Network-wide effects of pallidal deep brain stimulation normalised abnormal cerebellar cortical activity in the dystonic animal model.

Background: Deep brain stimulation (DBS) targeting globus pallidus internus (GPi) is a recognised therapy for drug-refractory dystonia. However, the mechanisms underlying this effect are not fully understood. This study explores how pallidal DBS alters spatiotemporal pattern formation of neuronal dynamics within the cerebellar cortex in a dystonic animal model, the dt^sz hamster.

Methods: We conducted in vitro analysis using a high-density microelectrode array (HD-MEA) in the cerebellar cortex. For investigating the spatiotemporal pattern, mean firing rates (MFR), interspike intervals (ISI), spike amplitudes, and cerebellar connectivity among healthy control hamsters, dystonic dt^sz hamsters, DBS- and sham-DBS-treated dt^sz hamsters were analysed. A nonlinear data-driven method characterised the low-dimensional representation of the patterns in MEA data.

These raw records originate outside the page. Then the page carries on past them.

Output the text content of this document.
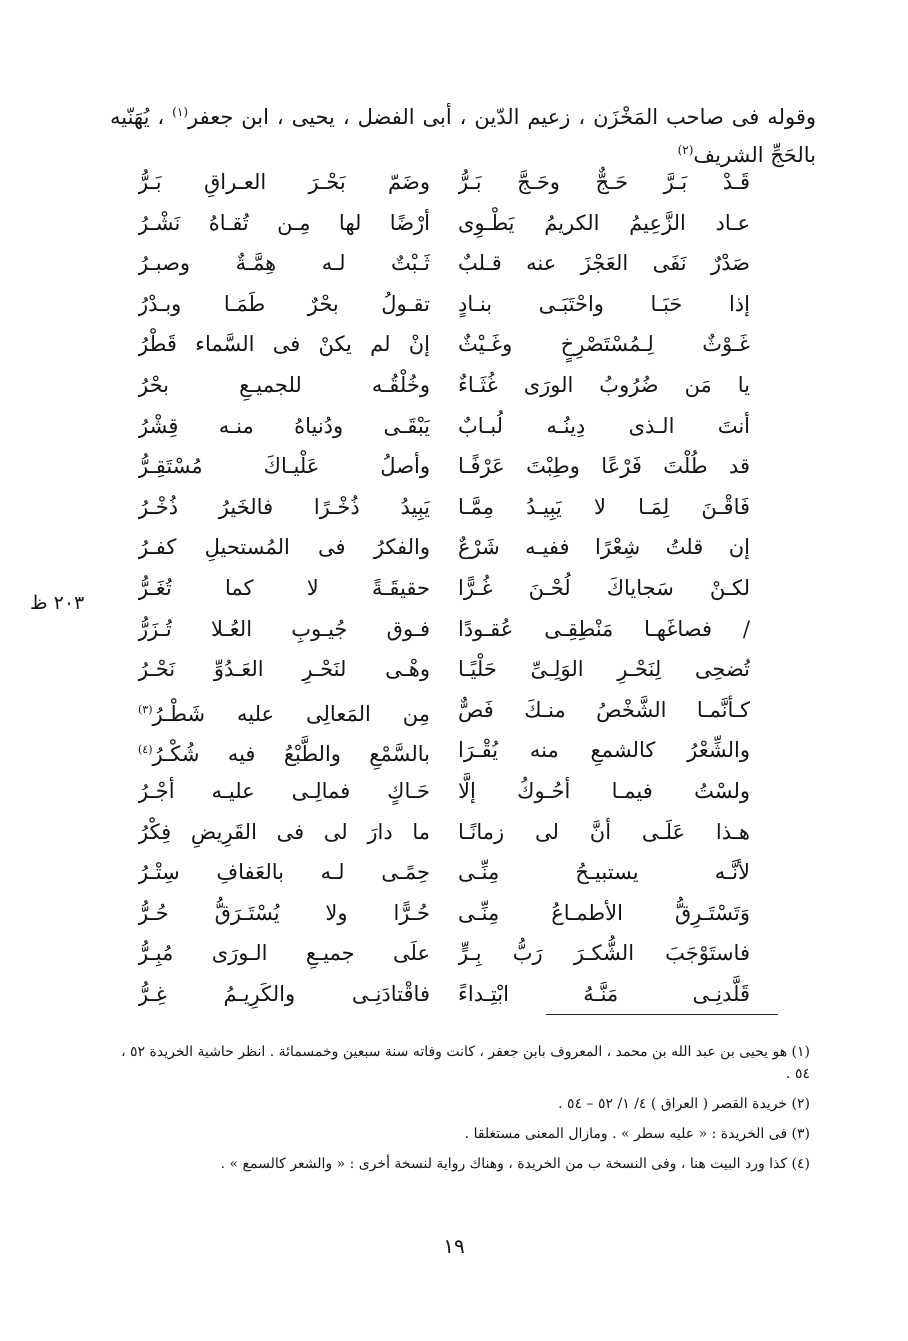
وقوله فى صاحب المَخْزَن ، زعيم الدّين ، أبى الفضل ، يحيى ، ابن جعفر$^{(١)}$ ، يُهَنّيه بالحَجِّ الشريف$^{(٢)}$
٢٠٣ ظ
قَـدْ بَـرَّ حَـجٌّ وحَـجَّ بَـرُّ
وضَمّ بَحْـرَ العـراقِ بَـرُّ
عـاد الزَّعِيمُ الكريمُ يَطْـوِى
أرْضًا لها مِـن تُقـاهُ نَشْـرُ
صَدْرٌ نَفَى العَجْزَ عنه قـلبٌ
ثَـبْتٌ لـه هِمَّـةٌ وصبـرُ
إذا حَبَـا واحْتَبَـى بنـادٍ
تقـولُ بحْرٌ طَمَـا وبـدْرُ
غَـوْثٌ لِـمُسْتَصْرِخٍ وغَـيْثٌ
إنْ لم يكنْ فى السَّماء قَطْرُ
يا مَن ضُرُوبُ الورَى غُثَـاءٌ
وخُلْقُـه للجميـعِ بحْرُ
أنتَ الـذى دِينُـه لُبـابٌ
يَبْقَـى ودُنياهُ منـه قِشْرُ
قد طُلْتَ فَرْعًا وطِبْتَ عَرْفًـا
وأصلُ عَلْيـاكَ مُسْتَقِـرُّ
فَاقْـنَ لِمَـا لا يَبِيـدُ مِمَّـا
يَبِيدُ ذُخْـرًا فالخَيرُ ذُخْـرُ
إن قلتُ شِعْرًا ففيـه شَرْعٌ
والفكرُ فى المُستحيلِ كفـرُ
لكـنْ سَجاياكَ لُحْـنَ غُـرًّا
حقيقَـةً لا كما تُغَـرُّ
/ فصاغَهـا مَنْطِقِـى عُقـودًا
فـوق جُيـوبِ العُـلا تُـزَرُّ
تُضحِى لِنَحْـرِ الوَلِـىِّ حَلْيًـا
وهْـى لنَحْـرِ العَـدُوِّ نَحْـرُ
كـأنَّمـا الشَّخْصُ منـكَ فَصٌّ
مِن المَعالِى عليه شَطْـرُ$^{(٣)}$
والشِّعْرُ كالشمعِ منه يُقْـرَا
بالسَّمْعِ والطَّبْعُ فيه شُكْـرُ$^{(٤)}$
ولسْتُ فيمـا أحُـوكُ إلَّا
حَـاكٍ فمالِـى عليـه أجْـرُ
هـذا عَلَـى أنَّ لى زمانًـا
ما دارَ لى فى القَرِيضِ فِكْرُ
لأنَّـه يستبيـحُ مِنِّـى
حِمًـى لـه بالعَفافِ سِتْـرُ
وَتَسْتَـرِقُّ الأطمـاعُ مِنِّـى
حُـرًّا ولا يُسْتَـرَقُّ حُـرُّ
فاستَوْجَبَ الشُّكـرَ رَبُّ بِـرٍّ
علَى جميـعِ الـورَى مُبِـرُّ
قَلَّدنِـى مَنَّـهُ ابْتِـداءً
فاقْتادَنِـى والكَرِيـمُ غِـرُّ
(١) هو يحيى بن عبد الله بن محمد ، المعروف بابن جعفر ، كانت وفاته سنة سبعين وخمسمائة . انظر حاشية الخريدة ٥٢ ، ٥٤ .
(٢) خريدة القصر ( العراق ) ٤/ ١/ ٥٢ – ٥٤ .
(٣) فى الخريدة : « عليه سطر » . ومازال المعنى مستغلقا .
(٤) كذا ورد البيت هنا ، وفى النسخة ب من الخريدة ، وهناك رواية لنسخة أخرى : « والشعر كالسمع » .
١٩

Results: Our HD-MEA recordings revealed reduced MFR and spike amplitudes in the dt^sz hamsters compared to healthy controls. Pallidal DBS induced network-wide effects, normalising MFR, spike amplitudes, and connectivity measures in hamsters, thereby countervailing these electrophysiological abnormalities. Additionally, network analysis showed neural activity patterns organised into communities, with higher connectivity in both healthy and DBS groups compared to dt^sz.

Conclusions: These findings suggest that pallidal DBS exerts some of its therapeutic effects on dystonia by normalising neuronal activity within the cerebellar cortex. Our findings of reduced MFR and spike amplitudes in the dt^sz hamsters could be a hint of a decrease in neuronal fibres and synaptic plasticity. Treatment with pallidal DBS led to cerebellar cortical activity similar to healthy controls, displaying the network-wide impact of local stimulation.